The answer requires us to confront patriarchy, the system of institutionalized male dominance, in which men continue to use sex and violence to control women, a strategy not only widespread in everyday life but celebrated in the routine sexual objectification and exploitation of women in mass media and the sex industries of prostitution, pornography, and stripping. How does a society come to terms with inequality woven so deeply into the fabric of everyday life? We can’t expect to advance a challenge to patriarchy by coddling the patriarchal mind.
Conclusion
I have spent my entire adult life working as either a journalist or a professor; I have both principled and practical reasons for caring about freedom of expression and academic freedom. I also have been on the receiving end of attempts to limit the scope of debate because of arguments I’ve made that have challenged the conventional wisdom of both conservatives and liberals. My antiwar writing after 9/11 led to a phone/letter campaign to get me fired, and more recently my critiques of the ideology underlying the transgender movement have led to protests of public lectures I’ve given.
In my career, I have observed the routine way that serious challenges to concentrated wealth and power are marginalized in academic life. I also have witnessed exchanges in which accusations about class/race/gender oppression are hurled without supporting evidence and moments when potentially productive exchanges are cut off by people who think that invoking jargon ends an argument. A phrase such as “check your privilege” can be an important reminder that people from dominant groups should think about how unearned status can limit our understanding of power dynamics, but it also can turn into a cliché that shuts down conversation.
So, my remarks today are not intended to ignore the difficult struggles on campuses over questions of intellectual openness and honesty. When does merely offensive speech becomes oppressive? When should one person’s freedom of expression, no matter how offensive, be defended and when does a pattern of abusive expression clearly undermine the ability of others to participate fully in a classroom discussion? How do we encourage challenges to widely accepted theories and doctrines? How do we model civil, respectful intellectual debate when those debates are not merely academic but have serious effects on participants in the debate? When should we offer students some kind of shield from the corrosive aspects of contemporary culture and when is it important for all of us to face the worst of the culture?

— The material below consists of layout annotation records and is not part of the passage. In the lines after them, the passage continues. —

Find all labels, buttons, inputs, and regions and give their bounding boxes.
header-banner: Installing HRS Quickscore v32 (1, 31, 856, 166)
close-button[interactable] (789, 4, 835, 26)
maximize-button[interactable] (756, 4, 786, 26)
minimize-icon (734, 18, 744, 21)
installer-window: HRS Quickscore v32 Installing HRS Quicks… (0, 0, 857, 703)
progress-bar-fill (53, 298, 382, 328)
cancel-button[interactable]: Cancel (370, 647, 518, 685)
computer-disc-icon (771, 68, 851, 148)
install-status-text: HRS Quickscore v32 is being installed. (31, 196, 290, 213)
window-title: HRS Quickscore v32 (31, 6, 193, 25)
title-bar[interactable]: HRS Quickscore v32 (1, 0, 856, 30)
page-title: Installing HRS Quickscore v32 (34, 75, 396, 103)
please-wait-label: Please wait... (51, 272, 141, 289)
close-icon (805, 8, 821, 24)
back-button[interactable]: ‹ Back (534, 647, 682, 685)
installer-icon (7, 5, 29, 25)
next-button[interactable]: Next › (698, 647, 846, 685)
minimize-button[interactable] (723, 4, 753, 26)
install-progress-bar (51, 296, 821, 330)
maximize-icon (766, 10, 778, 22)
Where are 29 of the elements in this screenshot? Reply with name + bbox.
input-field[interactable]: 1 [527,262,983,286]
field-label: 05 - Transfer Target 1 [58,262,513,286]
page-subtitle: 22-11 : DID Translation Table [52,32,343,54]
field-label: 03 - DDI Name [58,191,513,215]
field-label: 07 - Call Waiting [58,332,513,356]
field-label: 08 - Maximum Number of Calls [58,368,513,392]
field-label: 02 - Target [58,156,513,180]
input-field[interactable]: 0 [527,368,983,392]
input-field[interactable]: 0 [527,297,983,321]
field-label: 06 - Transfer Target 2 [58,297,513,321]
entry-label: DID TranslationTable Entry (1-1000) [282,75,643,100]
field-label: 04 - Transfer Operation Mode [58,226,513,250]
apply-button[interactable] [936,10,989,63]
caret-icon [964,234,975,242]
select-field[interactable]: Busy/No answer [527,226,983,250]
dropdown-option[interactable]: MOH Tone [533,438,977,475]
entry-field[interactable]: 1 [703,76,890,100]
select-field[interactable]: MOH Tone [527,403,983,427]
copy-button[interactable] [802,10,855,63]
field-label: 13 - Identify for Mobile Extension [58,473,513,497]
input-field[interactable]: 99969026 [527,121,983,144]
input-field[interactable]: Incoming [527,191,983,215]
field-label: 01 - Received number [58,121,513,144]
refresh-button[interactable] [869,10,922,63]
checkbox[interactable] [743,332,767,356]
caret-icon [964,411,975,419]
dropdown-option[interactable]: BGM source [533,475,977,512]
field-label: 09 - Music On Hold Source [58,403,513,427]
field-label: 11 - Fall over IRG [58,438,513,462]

My remarks are intended to suggest that any discussion of how to approach these issues should first contend with the systems and structures of power that create the hierarchy, inequality, and violence at the heart of these struggles. After nearly three decades in academic life, I am more aware than ever of how difficult it is to resolve these questions and how easy it is for all of us to feel overly confident about our own conclusions. Still, I am confident in asserting that crafting intellectually defensible policies requires us to never stray too far from the reality of those systems and structures of power.